For the past two years, the event, previously hosted at the Alamodome, has been held virtually due to the COVID-19 pandemic. This year’s installment, scheduled for November 26, will also mark its debut at Tech Port, the 3,200-seat South Side venue that opened in May.
“There are a lot of people who are excited to return to in-person events,” District 4 Councilwoman Adriana Garcia said at a press conference announcing the plans. “I can’t wait for everyone to celebrate and dance together.”
The new Tech Port event venue, located on the grounds of the former Kelly Air Force Base, is a homecoming for Tejano music and culture, said Port Board Chairman Chris Alderete. San Antonio.
“We are here on the grounds of the old Kelly Air Force Base, where many employees, mostly Latinos, would commute here to work here at Kelly Air Force Base – now Port San Antonio,” he said. he declares. “And on their ride, guess what they were listening to? Tejano music.”
Alderte added, “I’m watching it personally, because it’s coming home. Going back to the southwest part of our city and celebrating all the great artists that will be playing.”
This homecoming was celebrated by three-time Grammy-winning Tejano artist Sunny Sauceda, who performed after the press conference.
However, the Tejano Music Awards are just the latest big event planned for Tech Port.

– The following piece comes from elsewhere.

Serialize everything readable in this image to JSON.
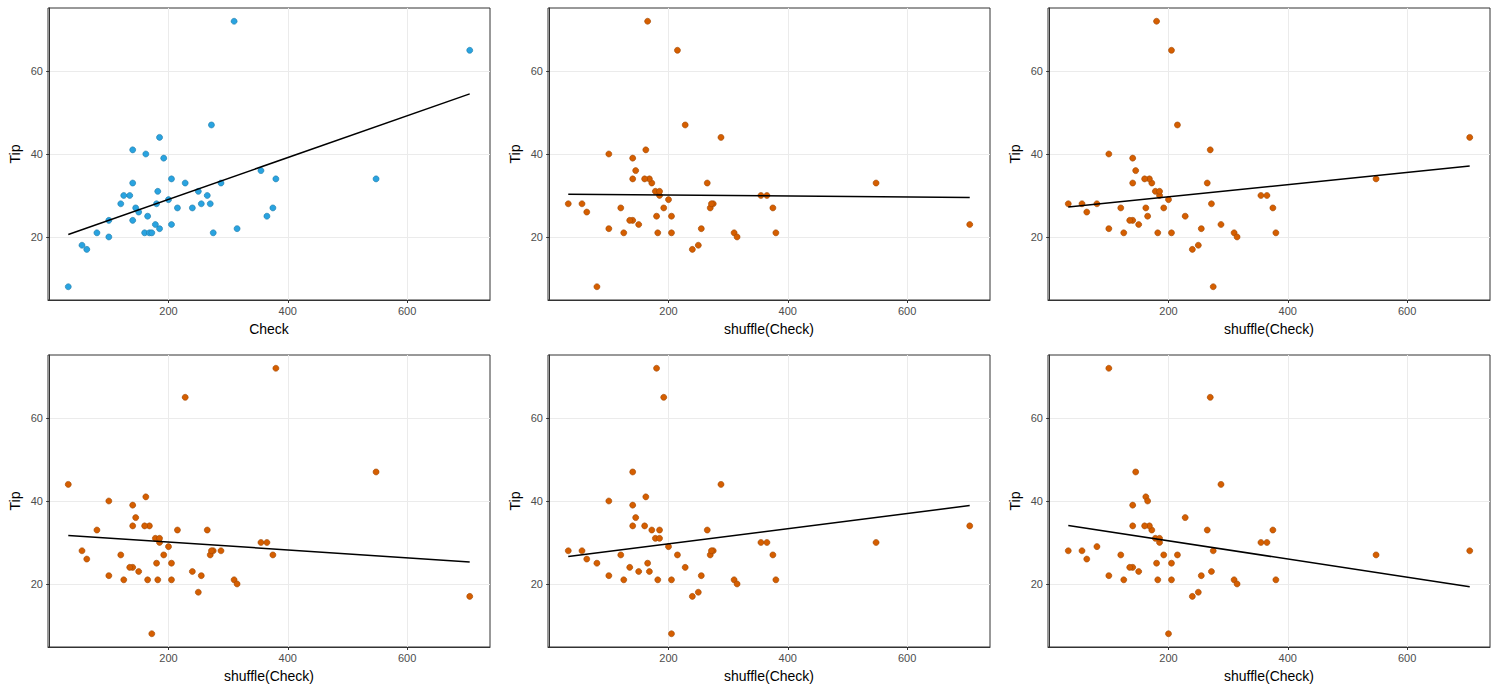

Since opening, the state-of-the-art, $70 million arena has hosted Mayor Ron Nirenberg’s State of the City Address and performances by artists including Smashing Pumpkins. Live performances by indie band Modest Mouse, legendary metal band Judas Priest and more are on the schedule.
Even so, the return of the Tejano Music Awards is more than just an event, adviser Garcia said. It is part of the collective culture and the history of the city.
“As someone who grew up here on the South Side, who was born and raised, my family, friends, neighbors and the residents I represent have vivid memories of attending weddings, quinceaneras and gatherings where Tejano music was blasting and the dance floor was filled with people,” she says. “It became part of our collective memories and a treasured part of our history.